Reporter: Laurensius Marshall Sautlan Sitanggang | Editor: Tendi Mahadi
KONTAN.CO.ID - JAKARTA. Kasus novasi yang terjadi di PT Bank Tabungan Negara Tbk (BTN) kini memasuki babak baru. Dewan Perwakilan Rakyat (DPR) telah memanggil manajemen BTN yang dinakhodai oleh Pahala N. Mansury dalam Rapat Dengar Pendapat (RDP) secara tertutup bersama Badan Akuntabilitas Keuangan Negara (BAKN).

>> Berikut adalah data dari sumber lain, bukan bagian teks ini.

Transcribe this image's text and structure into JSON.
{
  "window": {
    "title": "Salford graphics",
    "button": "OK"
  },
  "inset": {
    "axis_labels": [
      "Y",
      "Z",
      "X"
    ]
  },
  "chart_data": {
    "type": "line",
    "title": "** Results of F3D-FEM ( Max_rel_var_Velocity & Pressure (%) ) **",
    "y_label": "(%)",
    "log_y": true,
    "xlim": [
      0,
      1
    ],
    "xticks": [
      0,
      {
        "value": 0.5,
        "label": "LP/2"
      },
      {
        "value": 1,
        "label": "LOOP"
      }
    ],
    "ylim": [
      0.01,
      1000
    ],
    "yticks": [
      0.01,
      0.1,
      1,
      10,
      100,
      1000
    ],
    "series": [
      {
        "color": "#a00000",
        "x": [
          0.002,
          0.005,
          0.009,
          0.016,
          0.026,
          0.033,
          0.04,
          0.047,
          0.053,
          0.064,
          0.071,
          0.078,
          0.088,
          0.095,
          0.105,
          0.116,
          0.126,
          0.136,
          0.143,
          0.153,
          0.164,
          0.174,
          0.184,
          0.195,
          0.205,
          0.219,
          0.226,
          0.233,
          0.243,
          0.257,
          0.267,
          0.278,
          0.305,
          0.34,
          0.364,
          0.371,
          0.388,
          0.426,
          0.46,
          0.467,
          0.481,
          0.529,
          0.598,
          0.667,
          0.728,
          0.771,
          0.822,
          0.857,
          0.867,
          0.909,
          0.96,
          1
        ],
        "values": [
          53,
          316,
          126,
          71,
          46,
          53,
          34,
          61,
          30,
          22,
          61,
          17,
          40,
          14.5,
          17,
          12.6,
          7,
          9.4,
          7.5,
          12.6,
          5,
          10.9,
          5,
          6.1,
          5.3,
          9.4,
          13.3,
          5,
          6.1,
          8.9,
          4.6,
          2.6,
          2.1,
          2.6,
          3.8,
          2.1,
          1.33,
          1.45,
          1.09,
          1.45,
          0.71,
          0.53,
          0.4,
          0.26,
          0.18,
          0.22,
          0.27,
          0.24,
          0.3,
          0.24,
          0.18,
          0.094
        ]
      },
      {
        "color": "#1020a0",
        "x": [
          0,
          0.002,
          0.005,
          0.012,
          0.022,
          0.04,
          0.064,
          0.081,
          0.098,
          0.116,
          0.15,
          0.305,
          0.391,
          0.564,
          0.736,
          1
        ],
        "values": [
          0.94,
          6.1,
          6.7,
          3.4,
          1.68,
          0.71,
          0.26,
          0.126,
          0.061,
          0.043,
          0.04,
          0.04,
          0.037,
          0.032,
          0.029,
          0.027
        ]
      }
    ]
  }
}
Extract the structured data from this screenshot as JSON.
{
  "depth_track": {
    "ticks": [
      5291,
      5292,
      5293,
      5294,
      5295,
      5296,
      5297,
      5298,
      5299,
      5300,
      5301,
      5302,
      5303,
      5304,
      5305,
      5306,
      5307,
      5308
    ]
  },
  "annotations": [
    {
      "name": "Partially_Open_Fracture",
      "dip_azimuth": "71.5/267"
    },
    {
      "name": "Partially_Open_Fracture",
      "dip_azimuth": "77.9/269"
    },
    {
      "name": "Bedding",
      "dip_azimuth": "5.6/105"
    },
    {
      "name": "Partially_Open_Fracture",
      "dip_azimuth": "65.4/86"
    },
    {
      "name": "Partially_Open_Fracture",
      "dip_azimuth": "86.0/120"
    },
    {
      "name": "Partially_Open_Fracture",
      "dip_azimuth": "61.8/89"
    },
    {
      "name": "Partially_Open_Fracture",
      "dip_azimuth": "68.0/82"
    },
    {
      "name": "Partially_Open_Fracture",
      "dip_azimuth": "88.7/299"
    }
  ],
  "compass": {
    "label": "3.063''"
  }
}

Berdasarkan penuturan Anggota Komisi XI DPR RI, Hendrawan Supratikno pemanggilan ini salah satunya dilangsungkan untuk menindaklanjuti sekaligus menggali informasi terkait laporan serikat pekerja Bank BTN mengenai dugaan window dressing yang dilakukan perusahaan.
Baca Juga: OJK masih bahas aturan baru soal modal bank umum
Nah setidaknya, ada tiga temuan yang dibahas oleh DPR dengan pihak manajemen BTN mengenai laporan dari Serikat Pekerja BTN. Pertama, adanya pemberian kredit pada termin pertama senilai Rp 100 miliar yang tidak sesuai peruntukannya.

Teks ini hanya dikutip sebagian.